By: Alfredo Carpineti/IFLScience New preliminary results from NASA’s Twin Study suggest that going to space increases DNA methylation, a process responsible for turning on and off genes. These findings not only provide a glimpse into this cellular process but also tells scientists how the human body might change once it gets into space.
“Some of the most exciting things that we’ve seen from looking at gene expression in space is that we really see an explosion, like fireworks taking off, as soon as the human body gets into space,” Twins Study Principal Investigator Dr Chris Mason of Weill Cornell Medicine said in a statement. “With this study, we’ve seen thousands and thousands of genes change how they are turned on and turned off.
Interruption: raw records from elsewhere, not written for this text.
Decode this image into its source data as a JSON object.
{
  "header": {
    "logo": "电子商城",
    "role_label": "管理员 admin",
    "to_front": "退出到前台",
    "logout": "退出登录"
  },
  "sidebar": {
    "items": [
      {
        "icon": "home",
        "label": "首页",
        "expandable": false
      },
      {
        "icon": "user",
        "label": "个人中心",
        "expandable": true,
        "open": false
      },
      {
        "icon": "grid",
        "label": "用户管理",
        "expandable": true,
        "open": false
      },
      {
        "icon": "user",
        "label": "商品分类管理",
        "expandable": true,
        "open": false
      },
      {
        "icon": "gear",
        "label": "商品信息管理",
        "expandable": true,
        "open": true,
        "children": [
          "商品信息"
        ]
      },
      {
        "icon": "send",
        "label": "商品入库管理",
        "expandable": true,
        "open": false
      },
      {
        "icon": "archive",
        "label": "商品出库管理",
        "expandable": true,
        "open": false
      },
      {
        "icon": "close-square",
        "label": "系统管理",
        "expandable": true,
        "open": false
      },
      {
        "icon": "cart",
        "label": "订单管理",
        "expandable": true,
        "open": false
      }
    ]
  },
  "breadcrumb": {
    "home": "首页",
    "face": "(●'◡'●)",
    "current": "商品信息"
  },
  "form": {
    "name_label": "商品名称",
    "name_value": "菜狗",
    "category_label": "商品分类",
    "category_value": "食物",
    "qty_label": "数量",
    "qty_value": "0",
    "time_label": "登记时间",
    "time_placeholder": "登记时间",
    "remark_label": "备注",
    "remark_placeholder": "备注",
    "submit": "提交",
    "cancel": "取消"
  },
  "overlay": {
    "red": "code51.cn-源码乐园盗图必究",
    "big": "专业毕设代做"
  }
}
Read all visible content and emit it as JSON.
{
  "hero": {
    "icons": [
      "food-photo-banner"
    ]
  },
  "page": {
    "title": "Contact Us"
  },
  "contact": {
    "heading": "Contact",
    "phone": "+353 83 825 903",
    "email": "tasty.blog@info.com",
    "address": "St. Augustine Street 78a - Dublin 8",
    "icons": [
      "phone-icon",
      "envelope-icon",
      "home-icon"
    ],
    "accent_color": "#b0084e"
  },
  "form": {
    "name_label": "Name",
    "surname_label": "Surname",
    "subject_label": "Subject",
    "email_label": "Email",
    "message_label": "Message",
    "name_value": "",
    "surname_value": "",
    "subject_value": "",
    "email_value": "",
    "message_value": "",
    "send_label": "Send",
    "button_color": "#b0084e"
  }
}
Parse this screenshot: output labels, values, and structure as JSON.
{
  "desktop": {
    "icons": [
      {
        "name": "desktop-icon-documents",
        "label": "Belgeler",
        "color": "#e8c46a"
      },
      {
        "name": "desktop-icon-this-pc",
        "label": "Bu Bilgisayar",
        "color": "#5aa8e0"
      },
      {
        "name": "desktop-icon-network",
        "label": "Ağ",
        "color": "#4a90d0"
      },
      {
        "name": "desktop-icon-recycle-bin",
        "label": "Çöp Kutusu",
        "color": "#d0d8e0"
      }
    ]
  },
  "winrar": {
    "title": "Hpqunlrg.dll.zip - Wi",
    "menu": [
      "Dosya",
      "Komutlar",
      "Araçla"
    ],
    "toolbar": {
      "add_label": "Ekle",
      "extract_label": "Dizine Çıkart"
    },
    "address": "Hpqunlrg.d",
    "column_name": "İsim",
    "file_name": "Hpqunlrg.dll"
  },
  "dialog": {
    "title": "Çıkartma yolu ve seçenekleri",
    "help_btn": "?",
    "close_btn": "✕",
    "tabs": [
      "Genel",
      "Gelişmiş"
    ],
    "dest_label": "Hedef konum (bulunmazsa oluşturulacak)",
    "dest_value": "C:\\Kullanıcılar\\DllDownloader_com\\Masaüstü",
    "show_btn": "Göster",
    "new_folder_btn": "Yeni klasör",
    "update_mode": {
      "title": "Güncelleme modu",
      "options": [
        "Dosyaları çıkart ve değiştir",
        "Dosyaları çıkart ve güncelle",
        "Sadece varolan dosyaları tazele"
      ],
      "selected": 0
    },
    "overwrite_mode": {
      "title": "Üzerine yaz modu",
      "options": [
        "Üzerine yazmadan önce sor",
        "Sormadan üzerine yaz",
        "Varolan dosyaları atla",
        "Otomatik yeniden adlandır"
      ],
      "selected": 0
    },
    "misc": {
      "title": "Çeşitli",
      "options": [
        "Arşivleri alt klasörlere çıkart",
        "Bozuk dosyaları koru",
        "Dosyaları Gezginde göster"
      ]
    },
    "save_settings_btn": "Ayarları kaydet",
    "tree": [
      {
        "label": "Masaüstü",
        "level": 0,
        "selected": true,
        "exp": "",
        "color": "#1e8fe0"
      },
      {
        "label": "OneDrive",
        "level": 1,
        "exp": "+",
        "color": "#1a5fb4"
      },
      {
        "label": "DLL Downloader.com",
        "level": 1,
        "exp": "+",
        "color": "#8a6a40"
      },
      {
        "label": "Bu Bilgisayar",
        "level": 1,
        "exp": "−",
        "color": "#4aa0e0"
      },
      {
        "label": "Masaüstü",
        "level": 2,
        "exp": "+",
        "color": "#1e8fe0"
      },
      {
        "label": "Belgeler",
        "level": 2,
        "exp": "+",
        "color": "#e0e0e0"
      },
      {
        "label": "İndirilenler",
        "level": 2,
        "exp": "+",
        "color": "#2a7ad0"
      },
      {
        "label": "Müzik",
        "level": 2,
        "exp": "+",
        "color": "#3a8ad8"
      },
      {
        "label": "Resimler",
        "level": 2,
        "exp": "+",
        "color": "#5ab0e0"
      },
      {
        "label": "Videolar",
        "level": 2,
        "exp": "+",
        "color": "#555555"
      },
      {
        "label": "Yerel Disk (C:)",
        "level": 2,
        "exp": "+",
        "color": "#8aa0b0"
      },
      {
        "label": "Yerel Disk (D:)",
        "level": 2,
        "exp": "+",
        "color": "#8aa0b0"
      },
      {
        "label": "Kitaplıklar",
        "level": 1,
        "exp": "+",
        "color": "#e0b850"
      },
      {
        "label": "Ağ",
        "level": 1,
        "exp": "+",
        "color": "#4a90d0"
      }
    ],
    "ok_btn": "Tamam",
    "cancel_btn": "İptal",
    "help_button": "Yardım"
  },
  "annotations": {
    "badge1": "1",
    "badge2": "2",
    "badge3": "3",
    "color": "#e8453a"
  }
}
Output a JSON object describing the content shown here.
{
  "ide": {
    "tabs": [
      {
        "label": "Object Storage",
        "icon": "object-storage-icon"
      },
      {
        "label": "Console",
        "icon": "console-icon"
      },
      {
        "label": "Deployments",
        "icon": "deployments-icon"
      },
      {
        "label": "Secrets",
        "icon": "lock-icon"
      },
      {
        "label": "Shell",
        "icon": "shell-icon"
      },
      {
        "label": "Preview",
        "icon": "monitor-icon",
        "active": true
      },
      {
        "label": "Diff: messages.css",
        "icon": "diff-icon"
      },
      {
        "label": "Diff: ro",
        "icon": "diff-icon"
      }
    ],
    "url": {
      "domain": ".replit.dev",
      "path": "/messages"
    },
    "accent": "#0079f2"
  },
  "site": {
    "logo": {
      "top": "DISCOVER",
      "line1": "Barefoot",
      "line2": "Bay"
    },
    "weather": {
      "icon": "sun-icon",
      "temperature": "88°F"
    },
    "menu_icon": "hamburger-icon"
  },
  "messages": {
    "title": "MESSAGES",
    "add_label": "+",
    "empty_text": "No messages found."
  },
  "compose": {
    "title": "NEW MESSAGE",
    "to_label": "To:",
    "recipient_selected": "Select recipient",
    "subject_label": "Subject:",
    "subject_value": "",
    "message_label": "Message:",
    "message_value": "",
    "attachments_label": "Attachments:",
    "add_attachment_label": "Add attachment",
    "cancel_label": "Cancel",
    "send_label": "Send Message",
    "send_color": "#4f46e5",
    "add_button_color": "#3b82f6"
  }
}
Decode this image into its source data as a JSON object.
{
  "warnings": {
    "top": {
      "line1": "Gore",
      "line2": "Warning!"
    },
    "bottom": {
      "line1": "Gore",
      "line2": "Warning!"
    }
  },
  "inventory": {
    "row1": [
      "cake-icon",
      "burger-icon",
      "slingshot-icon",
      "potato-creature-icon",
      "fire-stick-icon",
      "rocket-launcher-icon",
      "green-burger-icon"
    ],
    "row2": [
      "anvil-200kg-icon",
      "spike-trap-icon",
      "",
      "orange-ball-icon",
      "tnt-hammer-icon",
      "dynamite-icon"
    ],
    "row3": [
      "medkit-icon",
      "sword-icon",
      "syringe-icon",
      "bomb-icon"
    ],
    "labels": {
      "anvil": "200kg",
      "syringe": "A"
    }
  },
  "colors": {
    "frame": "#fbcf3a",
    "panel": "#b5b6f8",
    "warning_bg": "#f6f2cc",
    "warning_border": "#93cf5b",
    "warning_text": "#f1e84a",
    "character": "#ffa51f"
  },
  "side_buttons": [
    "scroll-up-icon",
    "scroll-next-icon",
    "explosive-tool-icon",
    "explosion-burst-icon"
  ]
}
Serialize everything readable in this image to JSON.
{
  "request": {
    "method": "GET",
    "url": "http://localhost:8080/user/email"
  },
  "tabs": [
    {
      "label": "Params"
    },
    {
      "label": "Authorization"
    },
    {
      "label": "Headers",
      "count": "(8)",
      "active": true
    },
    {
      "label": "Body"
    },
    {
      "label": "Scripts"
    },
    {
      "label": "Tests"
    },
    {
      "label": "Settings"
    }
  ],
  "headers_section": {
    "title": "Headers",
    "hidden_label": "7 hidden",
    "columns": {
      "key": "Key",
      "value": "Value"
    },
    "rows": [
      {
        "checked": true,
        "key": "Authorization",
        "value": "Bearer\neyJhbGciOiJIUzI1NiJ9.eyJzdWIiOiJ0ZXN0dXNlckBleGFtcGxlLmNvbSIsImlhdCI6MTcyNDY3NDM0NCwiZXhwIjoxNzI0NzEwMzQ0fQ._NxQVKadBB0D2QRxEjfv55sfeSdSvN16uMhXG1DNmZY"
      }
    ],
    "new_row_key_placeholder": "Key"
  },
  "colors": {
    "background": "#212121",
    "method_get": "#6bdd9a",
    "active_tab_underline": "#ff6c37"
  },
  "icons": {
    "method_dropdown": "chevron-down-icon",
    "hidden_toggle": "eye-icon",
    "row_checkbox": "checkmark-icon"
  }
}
This happens as soon as an astronaut gets into space, and some of the activity persists temporarily upon return to Earth.”
The unique experiment was possible thanks to Mark and Scott Kelly, who are twins and were both NASA astronauts. Scott Kelly spent more than 11 months in space (between 2015 and 2016), and given that he had a great control sample in his brother Mark, NASA jumped on this groundbreaking research effort.
The full study is yet to be published, but some of the findings are already available. In one of these genetic studies, researchers discovered that Scott Kelly’s telomeres grew longer than Mark’s. This was the opposite of what was expected.
“This study represents one of the most comprehensive views of human biology,” Mason added. “It really sets the bedrock for understanding molecular risks for space travel as well as ways to potentially protect and fix those genetic changes.”
The study looked at four main aspects of human biology: It investigated physiology and how microgravity affects different organs, like the heart and brain. It also looked into changes in perception and reasoning, which make up the core of behavioral health, and considered the human microbiome and how space flights might affect the bacteria living in our guts. Finally, it looked at any changes in genetics between Scott and Mark.
The Twin Study is part of NASA’s Human Research Program, which looks into the best technology to ensure that human spaceflight is as safe as possible.